Selama ini, jika anak-anak sakit, kami mengandalkan asuransi dari kantor suami. Namun, asuransi kantor pun punya limit yang terbatas. Itulah kenapa aku tetap harus teliti menghitung setiap rupiah yang keluar.

Ada bagian yang bisa dibantu kantor, tapi ada bagian besar yang tetap harus kami tanggung sendiri secara mandiri.

Kami ingin sekali bermigrasi ke BPJS berbayar agar proteksinya lebih tenang dan pas, tapi prosedurnya ternyata “luar biasa”.

Katanya zaman sudah digital, tapi untuk urusan migrasi ini, aku tetap harus menempuh perjalanan jauh ke kantor BPJS.

Bagi seorang ibu, perjalanan ke sana itu bukan sekadar perjalanan fisik, tapi manajemen energi.

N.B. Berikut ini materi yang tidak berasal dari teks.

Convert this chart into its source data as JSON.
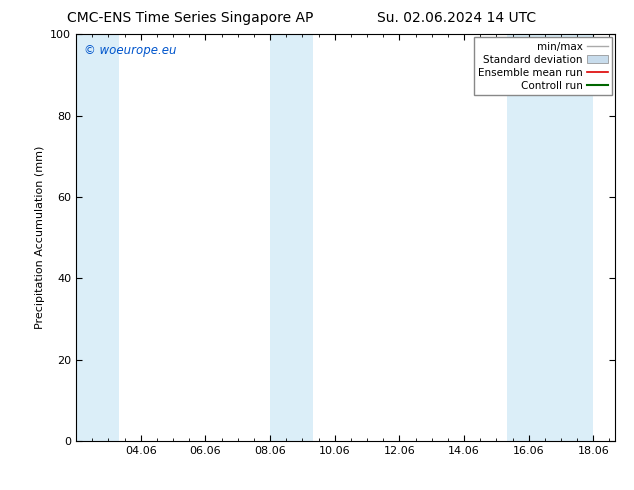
{
  "title_left": "CMC-ENS Time Series Singapore AP",
  "title_right": "Su. 02.06.2024 14 UTC",
  "ylabel": "Precipitation Accumulation (mm)",
  "watermark": "© woeurope.eu",
  "xlim_start": 2.0,
  "xlim_end": 18.67,
  "ylim": [
    0,
    100
  ],
  "yticks": [
    0,
    20,
    40,
    60,
    80,
    100
  ],
  "xtick_labels": [
    "04.06",
    "06.06",
    "08.06",
    "10.06",
    "12.06",
    "14.06",
    "16.06",
    "18.06"
  ],
  "xtick_positions": [
    4,
    6,
    8,
    10,
    12,
    14,
    16,
    18
  ],
  "shaded_bands": [
    {
      "xmin": 2.0,
      "xmax": 3.33,
      "color": "#dbeef8"
    },
    {
      "xmin": 8.0,
      "xmax": 9.33,
      "color": "#dbeef8"
    },
    {
      "xmin": 15.33,
      "xmax": 16.67,
      "color": "#dbeef8"
    },
    {
      "xmin": 16.67,
      "xmax": 18.0,
      "color": "#dbeef8"
    }
  ],
  "legend_entries": [
    {
      "label": "min/max",
      "color": "#aaaaaa",
      "lw": 1.0,
      "style": "solid",
      "type": "line"
    },
    {
      "label": "Standard deviation",
      "color": "#c8dcec",
      "lw": 7,
      "style": "solid",
      "type": "thick"
    },
    {
      "label": "Ensemble mean run",
      "color": "#dd0000",
      "lw": 1.2,
      "style": "solid",
      "type": "line"
    },
    {
      "label": "Controll run",
      "color": "#006600",
      "lw": 1.5,
      "style": "solid",
      "type": "line"
    }
  ],
  "background_color": "#ffffff",
  "plot_bg_color": "#ffffff",
  "title_fontsize": 10,
  "axis_label_fontsize": 8,
  "tick_fontsize": 8,
  "watermark_color": "#0055cc",
  "legend_fontsize": 7.5
}
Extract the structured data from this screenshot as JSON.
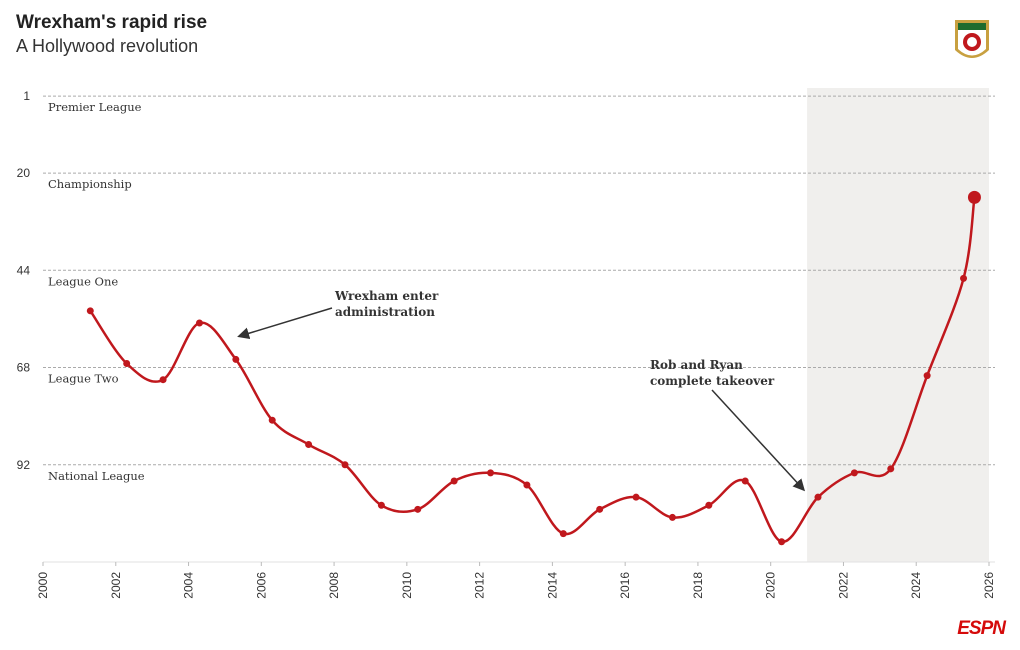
{
  "chart_data": {
    "type": "line",
    "title": "Wrexham's rapid rise",
    "subtitle": "A Hollywood revolution",
    "x": [
      2001.3,
      2002.3,
      2003.3,
      2004.3,
      2005.3,
      2006.3,
      2007.3,
      2008.3,
      2009.3,
      2010.3,
      2011.3,
      2012.3,
      2013.3,
      2014.3,
      2015.3,
      2016.3,
      2017.3,
      2018.3,
      2019.3,
      2020.3,
      2021.3,
      2022.3,
      2023.3,
      2024.3,
      2025.3,
      2025.6
    ],
    "series": [
      {
        "name": "Wrexham",
        "color": "#c0181d",
        "values": [
          54,
          67,
          71,
          57,
          66,
          81,
          87,
          92,
          102,
          103,
          96,
          94,
          97,
          109,
          103,
          100,
          105,
          102,
          96,
          111,
          100,
          94,
          93,
          70,
          46,
          26
        ]
      }
    ],
    "xlim": [
      2000,
      2026
    ],
    "xticks": [
      2000,
      2002,
      2004,
      2006,
      2008,
      2010,
      2012,
      2014,
      2016,
      2018,
      2020,
      2022,
      2024,
      2026
    ],
    "ylim": [
      116,
      -1
    ],
    "yticks": [
      1,
      20,
      44,
      68,
      92
    ],
    "league_labels": [
      "Premier League",
      "Championship",
      "League One",
      "League Two",
      "National League"
    ],
    "highlight_range": [
      2021,
      2026
    ],
    "highlight_last": true,
    "grid": true,
    "annotations": [
      {
        "lines": [
          "Wrexham enter",
          "administration"
        ]
      },
      {
        "lines": [
          "Rob and Ryan",
          "complete takeover"
        ]
      }
    ],
    "source_logo": "ESPN"
  }
}
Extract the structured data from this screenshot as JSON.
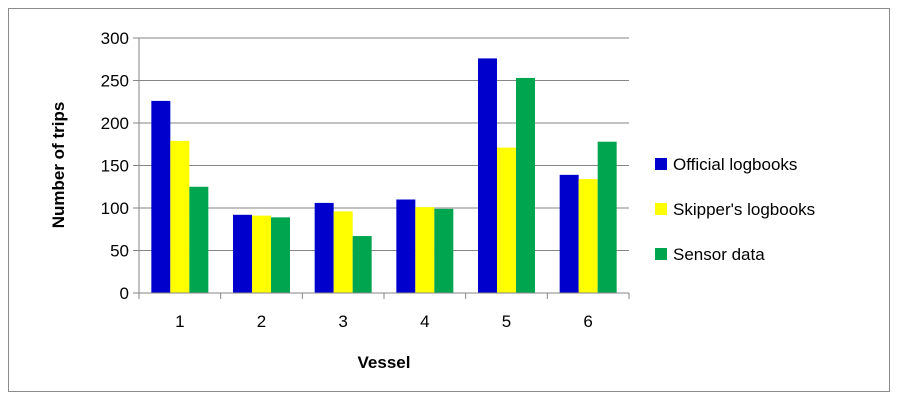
{
  "chart_data": {
    "type": "bar",
    "title": "",
    "xlabel": "Vessel",
    "ylabel": "Number of trips",
    "categories": [
      "1",
      "2",
      "3",
      "4",
      "5",
      "6"
    ],
    "series": [
      {
        "name": "Official logbooks",
        "color": "#0000CC",
        "values": [
          226,
          92,
          106,
          110,
          276,
          139
        ]
      },
      {
        "name": "Skipper's logbooks",
        "color": "#FFFF00",
        "values": [
          179,
          91,
          96,
          101,
          171,
          134
        ]
      },
      {
        "name": "Sensor data",
        "color": "#00A550",
        "values": [
          125,
          89,
          67,
          99,
          253,
          178
        ]
      }
    ],
    "ylim": [
      0,
      300
    ],
    "yticks": [
      "0",
      "50",
      "100",
      "150",
      "200",
      "250",
      "300"
    ],
    "grid": true,
    "legend_position": "right"
  }
}
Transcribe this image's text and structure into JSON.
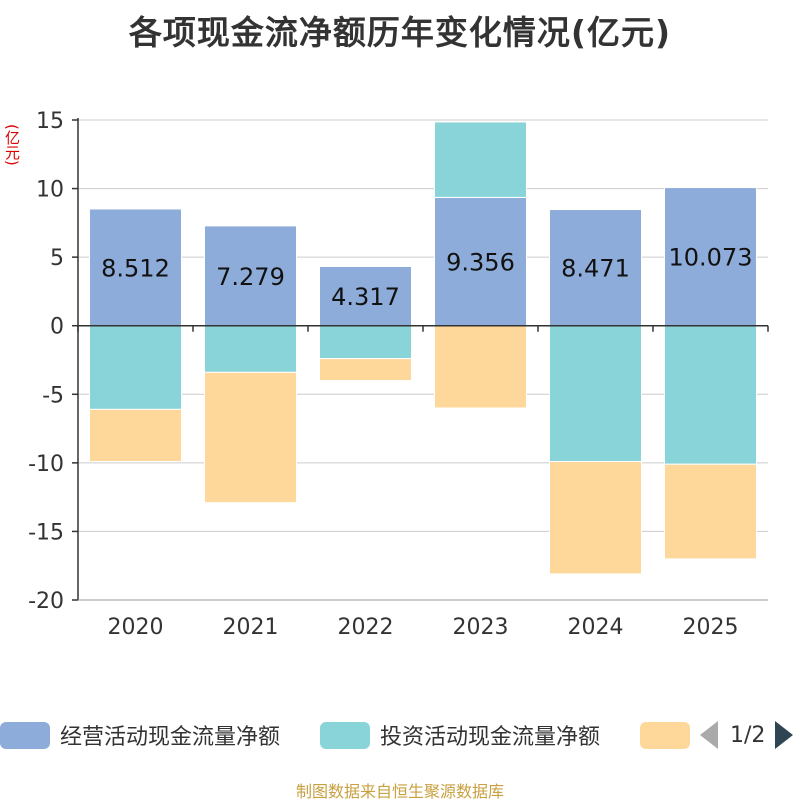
{
  "title": "各项现金流净额历年变化情况(亿元)",
  "unit": "(亿元)",
  "source": "制图数据来自恒生聚源数据库",
  "legend": {
    "items": [
      {
        "label": "经营活动现金流量净额",
        "color": "#8eacd9"
      },
      {
        "label": "投资活动现金流量净额",
        "color": "#88d4d8"
      },
      {
        "label": "",
        "color": "#fdd89a"
      }
    ],
    "page": "1/2"
  },
  "chart_data": {
    "type": "bar",
    "stacked": true,
    "categories": [
      "2020",
      "2021",
      "2022",
      "2023",
      "2024",
      "2025"
    ],
    "series": [
      {
        "name": "经营活动现金流量净额",
        "color": "#8eacd9",
        "values": [
          8.512,
          7.279,
          4.317,
          9.356,
          8.471,
          10.073
        ],
        "labels": [
          "8.512",
          "7.279",
          "4.317",
          "9.356",
          "8.471",
          "10.073"
        ]
      },
      {
        "name": "投资活动现金流量净额",
        "color": "#88d4d8",
        "values": [
          -6.1,
          -3.4,
          -2.4,
          5.5,
          -9.9,
          -10.1
        ]
      },
      {
        "name": "",
        "color": "#fdd89a",
        "values": [
          -3.8,
          -9.5,
          -1.6,
          -6.0,
          -8.2,
          -6.9
        ]
      }
    ],
    "yticks": [
      15,
      10,
      5,
      0,
      -5,
      -10,
      -15,
      -20
    ],
    "ylim": [
      -20,
      15
    ]
  }
}
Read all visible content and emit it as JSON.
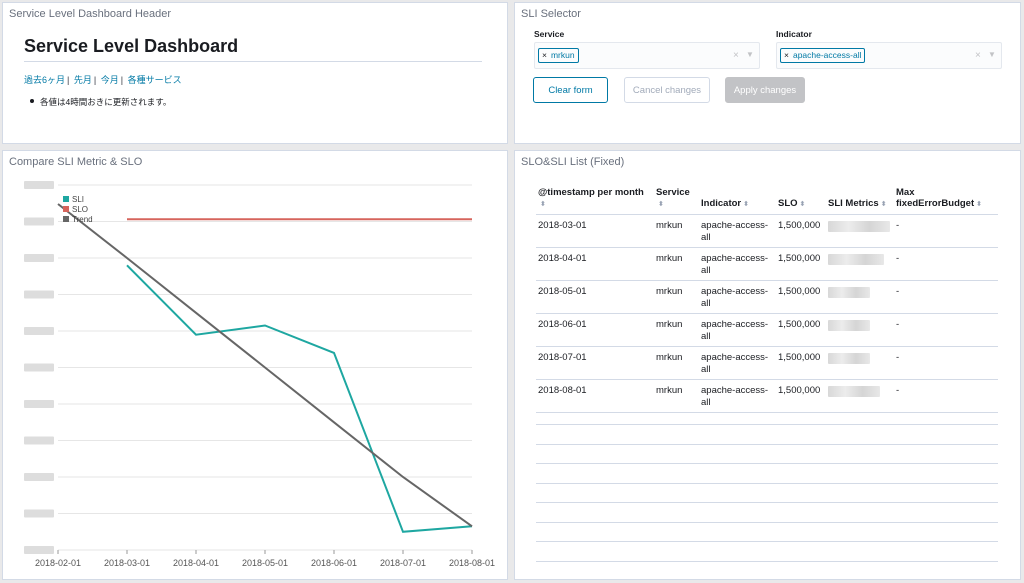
{
  "header_panel": {
    "title": "Service Level Dashboard Header",
    "heading": "Service Level Dashboard",
    "links": [
      "過去6ヶ月",
      "先月",
      "今月",
      "各種サービス"
    ],
    "note": "各値は4時間おきに更新されます。"
  },
  "selector_panel": {
    "title": "SLI Selector",
    "service_label": "Service",
    "service_value": "mrkun",
    "indicator_label": "Indicator",
    "indicator_value": "apache-access-all",
    "clear_label": "Clear form",
    "cancel_label": "Cancel changes",
    "apply_label": "Apply changes"
  },
  "chart_panel": {
    "title": "Compare SLI Metric & SLO"
  },
  "chart_data": {
    "type": "line",
    "x": [
      "2018-02-01",
      "2018-03-01",
      "2018-04-01",
      "2018-05-01",
      "2018-06-01",
      "2018-07-01",
      "2018-08-01"
    ],
    "ylim": [
      0,
      1
    ],
    "series": [
      {
        "name": "SLI",
        "color": "#1ea7a1",
        "values": [
          null,
          0.78,
          0.59,
          0.615,
          0.54,
          0.05,
          0.065
        ]
      },
      {
        "name": "SLO",
        "color": "#d6645c",
        "values": [
          null,
          0.906,
          0.906,
          0.906,
          0.906,
          0.906,
          0.906
        ]
      },
      {
        "name": "Trend",
        "color": "#666666",
        "values": [
          0.948,
          0.8,
          0.65,
          0.5,
          0.35,
          0.2,
          0.065
        ]
      }
    ],
    "legend": "top-left",
    "grid": true,
    "y_tick_count": 10
  },
  "table_panel": {
    "title": "SLO&SLI List (Fixed)",
    "columns": [
      "@timestamp per month",
      "Service",
      "Indicator",
      "SLO",
      "SLI Metrics",
      "Max fixedErrorBudget"
    ],
    "rows": [
      [
        "2018-03-01",
        "mrkun",
        "apache-access-all",
        "1,500,000",
        "",
        "-"
      ],
      [
        "2018-04-01",
        "mrkun",
        "apache-access-all",
        "1,500,000",
        "",
        "-"
      ],
      [
        "2018-05-01",
        "mrkun",
        "apache-access-all",
        "1,500,000",
        "",
        "-"
      ],
      [
        "2018-06-01",
        "mrkun",
        "apache-access-all",
        "1,500,000",
        "",
        "-"
      ],
      [
        "2018-07-01",
        "mrkun",
        "apache-access-all",
        "1,500,000",
        "",
        "-"
      ],
      [
        "2018-08-01",
        "mrkun",
        "apache-access-all",
        "1,500,000",
        "",
        "-"
      ]
    ]
  }
}
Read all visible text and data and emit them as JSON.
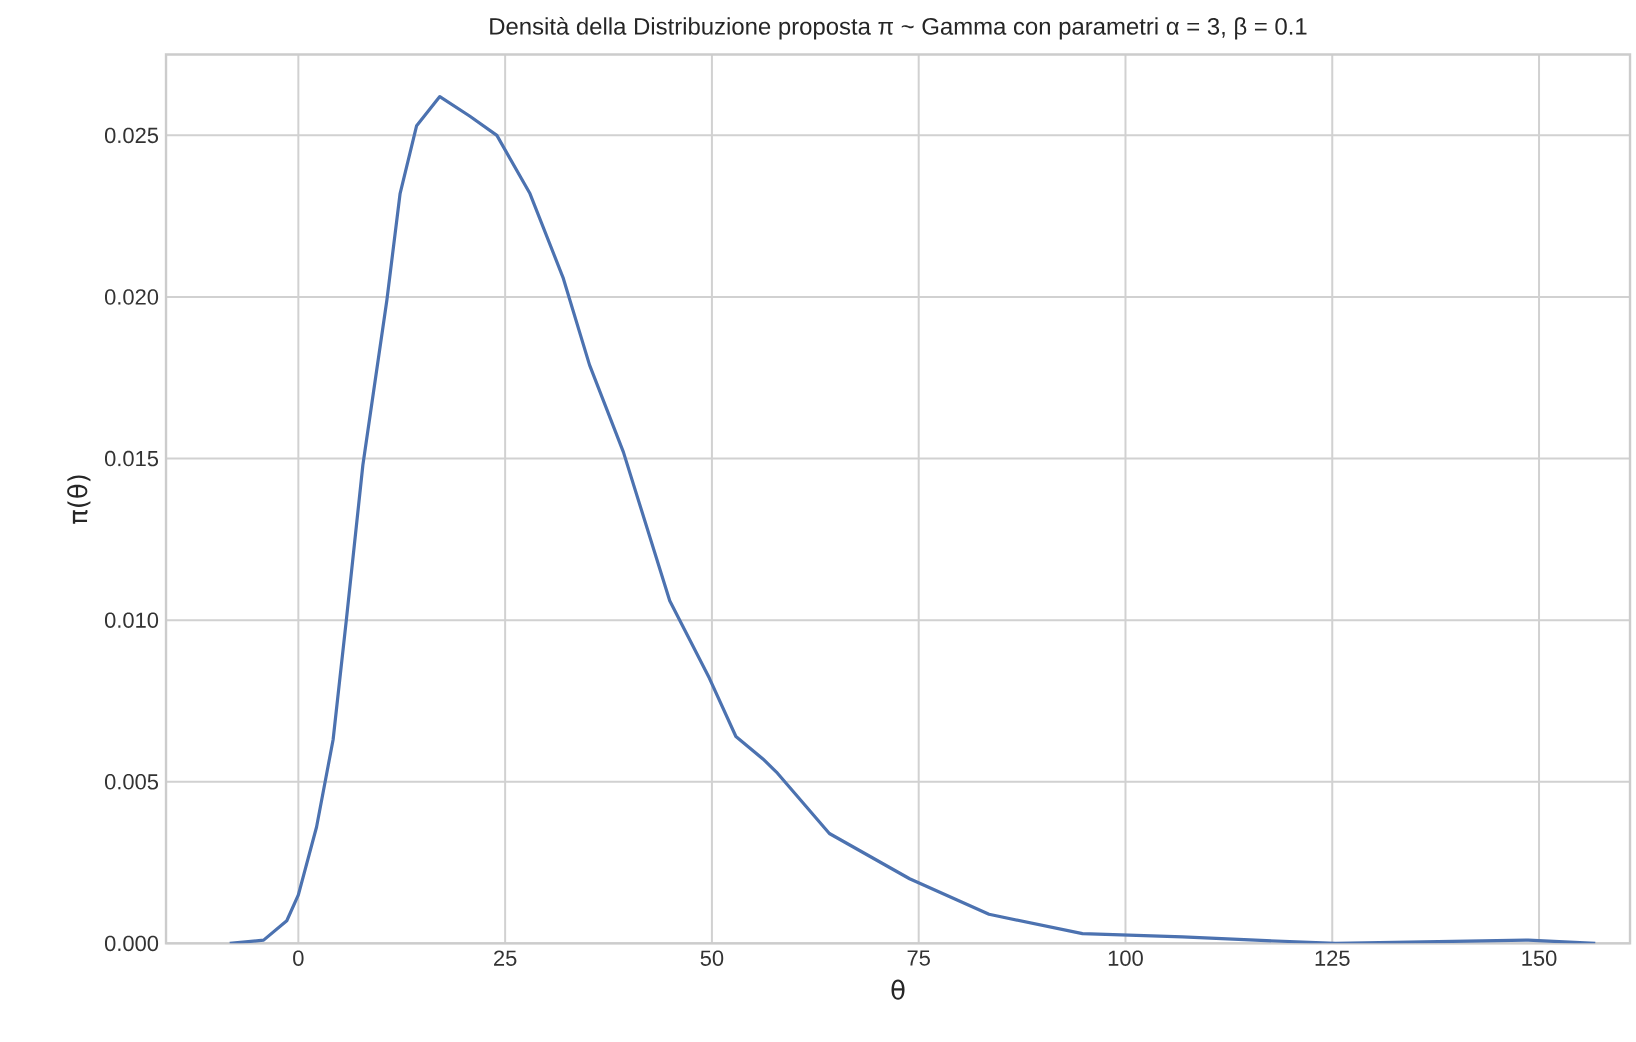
{
  "chart_data": {
    "type": "line",
    "title": "Densità della Distribuzione proposta π ~ Gamma con parametri α = 3, β = 0.1",
    "xlabel": "θ",
    "ylabel": "π(θ)",
    "series": [
      {
        "color": "#4c72b0",
        "x": [
          -8.3,
          -4.2,
          -1.4,
          0,
          2.2,
          4.2,
          5.8,
          7.8,
          10.7,
          12.3,
          14.3,
          17.1,
          20.7,
          24.0,
          28.0,
          32.0,
          35.2,
          39.3,
          44.9,
          49.7,
          52.9,
          56.2,
          57.8,
          64.2,
          73.9,
          83.5,
          94.8,
          106.9,
          115.7,
          125.4,
          148.7,
          156.8
        ],
        "values": [
          0,
          0.0001,
          0.0007,
          0.0015,
          0.0036,
          0.0063,
          0.01,
          0.0148,
          0.0199,
          0.0232,
          0.0253,
          0.0262,
          0.0256,
          0.025,
          0.0232,
          0.0206,
          0.0179,
          0.0152,
          0.0106,
          0.0082,
          0.0064,
          0.0057,
          0.0053,
          0.0034,
          0.002,
          0.0009,
          0.0003,
          0.0002,
          0.0001,
          0,
          0.0001,
          0
        ]
      }
    ],
    "xlim": [
      -16,
      161
    ],
    "ylim": [
      0,
      0.0275
    ],
    "xticks": [
      0,
      25,
      50,
      75,
      100,
      125,
      150
    ],
    "yticks": [
      {
        "value": 0,
        "label": "0.000"
      },
      {
        "value": 0.005,
        "label": "0.005"
      },
      {
        "value": 0.01,
        "label": "0.010"
      },
      {
        "value": 0.015,
        "label": "0.015"
      },
      {
        "value": 0.02,
        "label": "0.020"
      },
      {
        "value": 0.025,
        "label": "0.025"
      }
    ],
    "grid": true,
    "marker": "none",
    "line_style": "solid"
  }
}
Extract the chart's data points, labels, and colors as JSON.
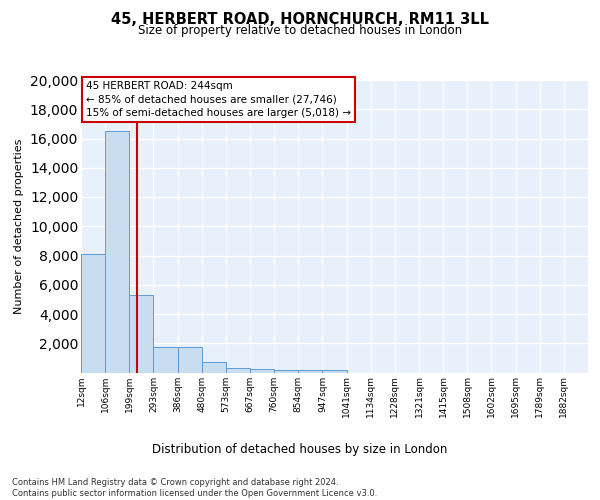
{
  "title": "45, HERBERT ROAD, HORNCHURCH, RM11 3LL",
  "subtitle": "Size of property relative to detached houses in London",
  "xlabel": "Distribution of detached houses by size in London",
  "ylabel": "Number of detached properties",
  "bin_labels": [
    "12sqm",
    "106sqm",
    "199sqm",
    "293sqm",
    "386sqm",
    "480sqm",
    "573sqm",
    "667sqm",
    "760sqm",
    "854sqm",
    "947sqm",
    "1041sqm",
    "1134sqm",
    "1228sqm",
    "1321sqm",
    "1415sqm",
    "1508sqm",
    "1602sqm",
    "1695sqm",
    "1789sqm",
    "1882sqm"
  ],
  "bar_heights": [
    8100,
    16500,
    5300,
    1750,
    1750,
    700,
    300,
    230,
    200,
    170,
    150,
    0,
    0,
    0,
    0,
    0,
    0,
    0,
    0,
    0,
    0
  ],
  "bar_color": "#c9ddf0",
  "bar_edge_color": "#5b9bd5",
  "red_line_x": 2.33,
  "annotation_text": "45 HERBERT ROAD: 244sqm\n← 85% of detached houses are smaller (27,746)\n15% of semi-detached houses are larger (5,018) →",
  "annotation_box_color": "#ffffff",
  "annotation_box_edge": "#cc0000",
  "footer": "Contains HM Land Registry data © Crown copyright and database right 2024.\nContains public sector information licensed under the Open Government Licence v3.0.",
  "ylim": [
    0,
    20000
  ],
  "yticks": [
    0,
    2000,
    4000,
    6000,
    8000,
    10000,
    12000,
    14000,
    16000,
    18000,
    20000
  ],
  "bg_color": "#e8f0fb",
  "grid_color": "#ffffff"
}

Belum lagi kekhawatiran waktu, harus jemput anak sekolah pula.

​Kalau saja semua benar-benar bisa full online, tentu semuanya sudah selesai sejak kemarin. Tapi inilah realitanya. Ada jarak antara “niat jujur” dan “prosedur yang ribet”.

​Status BPJS anak-anak mungkin belum berubah menjadi mandiri hari ini. Bukan karena kami enggan membayar, tapi karena kami masih mencari celah waktu di tengah “survival mode” untuk mengurus segala administrasinya.

Pada akhirnya, aku belajar satu hal, tanggung jawab bukan cuma soal hasil akhir, tapi soal menjaga hati agar tidak mengambil yang bukan haknya.

Aku memilih untuk tetap berhitung dengan limit asuransi dan biaya mandiri, daripada harus membebani kuota bagi mereka yang benar-benar membutuhkan bantuan negara.